I am laying on the cold ground, listening to some chill and soft classical music with my eyes closed. My imagination is depicting a gigantic white pale paper hanging on the wall, and I wonder about minimalism.
There is one question that is turning around in my head:
“Is minimalism just a fashionable way to live an empty life? Or does it add a certain value, by the act of removing?”
Although this may sound paradoxical, the last one is the conclusion I always come up with when thinking, reading, watching, listening, studying and trying to apply minimalism to my life.
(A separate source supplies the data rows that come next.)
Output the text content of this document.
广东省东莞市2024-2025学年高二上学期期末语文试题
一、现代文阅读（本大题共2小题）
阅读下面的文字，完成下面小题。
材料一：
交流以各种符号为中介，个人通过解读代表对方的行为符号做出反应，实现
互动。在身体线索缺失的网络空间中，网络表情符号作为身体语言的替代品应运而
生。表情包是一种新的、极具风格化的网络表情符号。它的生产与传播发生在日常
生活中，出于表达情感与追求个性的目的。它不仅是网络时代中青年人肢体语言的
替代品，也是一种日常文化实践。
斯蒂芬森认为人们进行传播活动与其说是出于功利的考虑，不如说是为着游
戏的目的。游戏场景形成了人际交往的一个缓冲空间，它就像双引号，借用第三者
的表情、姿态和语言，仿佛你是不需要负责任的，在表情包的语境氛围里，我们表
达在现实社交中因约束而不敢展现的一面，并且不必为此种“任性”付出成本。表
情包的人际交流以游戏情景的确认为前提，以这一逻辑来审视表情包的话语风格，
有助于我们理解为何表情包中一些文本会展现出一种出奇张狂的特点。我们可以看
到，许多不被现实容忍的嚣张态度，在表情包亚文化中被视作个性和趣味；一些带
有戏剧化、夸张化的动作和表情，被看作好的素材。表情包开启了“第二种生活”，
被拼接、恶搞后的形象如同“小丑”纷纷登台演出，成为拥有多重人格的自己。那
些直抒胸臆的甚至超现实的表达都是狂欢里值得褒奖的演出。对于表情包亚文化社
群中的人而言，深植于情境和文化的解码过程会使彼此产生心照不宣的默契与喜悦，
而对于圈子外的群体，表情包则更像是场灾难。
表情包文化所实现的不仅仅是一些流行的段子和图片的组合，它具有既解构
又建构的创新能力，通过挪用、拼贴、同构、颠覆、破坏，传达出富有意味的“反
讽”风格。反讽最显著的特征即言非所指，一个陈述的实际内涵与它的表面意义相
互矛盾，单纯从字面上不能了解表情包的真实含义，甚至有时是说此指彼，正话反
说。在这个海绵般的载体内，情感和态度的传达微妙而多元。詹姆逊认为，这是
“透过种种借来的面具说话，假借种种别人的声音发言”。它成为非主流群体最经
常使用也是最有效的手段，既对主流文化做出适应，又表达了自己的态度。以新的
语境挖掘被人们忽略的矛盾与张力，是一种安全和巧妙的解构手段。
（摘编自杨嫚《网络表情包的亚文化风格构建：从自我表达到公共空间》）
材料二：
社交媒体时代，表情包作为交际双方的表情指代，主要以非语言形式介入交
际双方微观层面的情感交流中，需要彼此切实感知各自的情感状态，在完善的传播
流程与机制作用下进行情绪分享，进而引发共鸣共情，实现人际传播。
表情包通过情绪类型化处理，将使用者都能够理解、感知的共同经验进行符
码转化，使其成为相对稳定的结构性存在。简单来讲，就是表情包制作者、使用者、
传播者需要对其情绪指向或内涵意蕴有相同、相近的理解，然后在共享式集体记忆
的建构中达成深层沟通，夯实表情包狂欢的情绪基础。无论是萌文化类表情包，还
When I think upon minimalism, there’s always an image that comes into my mind: the one of a glacier. A bluish and whitish massive, solid yet plastic, imposing mass of frozen water that slowly comes down into the sea. If I would give minimalism a physical image, this would definitely be the one.
But why?
There are some words I would like to underline; they would help me to explain the image. The first one is slow: minimalism is linked to time, as you feel it is not endless, so you need to give things a meaning, and I mean a concrete meaning. Then there’s imposing: the enormous mass of frozen water gives me the idea of solidity and strength, that does not change with small things. Then I would say water: it is as calm and pure as it may be fierce and dirty. It is fluid, powerful, flexible and plastic; in a certain way, it is paradoxical. Nonetheless, how many times has silence been louder than noise? And how many times has simplicity been stronger and more direct than adulteration?
Minimalism is about all of these words I have just written. You only need to translate them in your own language. Find your own image. Give a sense to it. It is by removing the dirty ice of the surface that you’ll find the purest one at the core of the glacier. The one that was always there.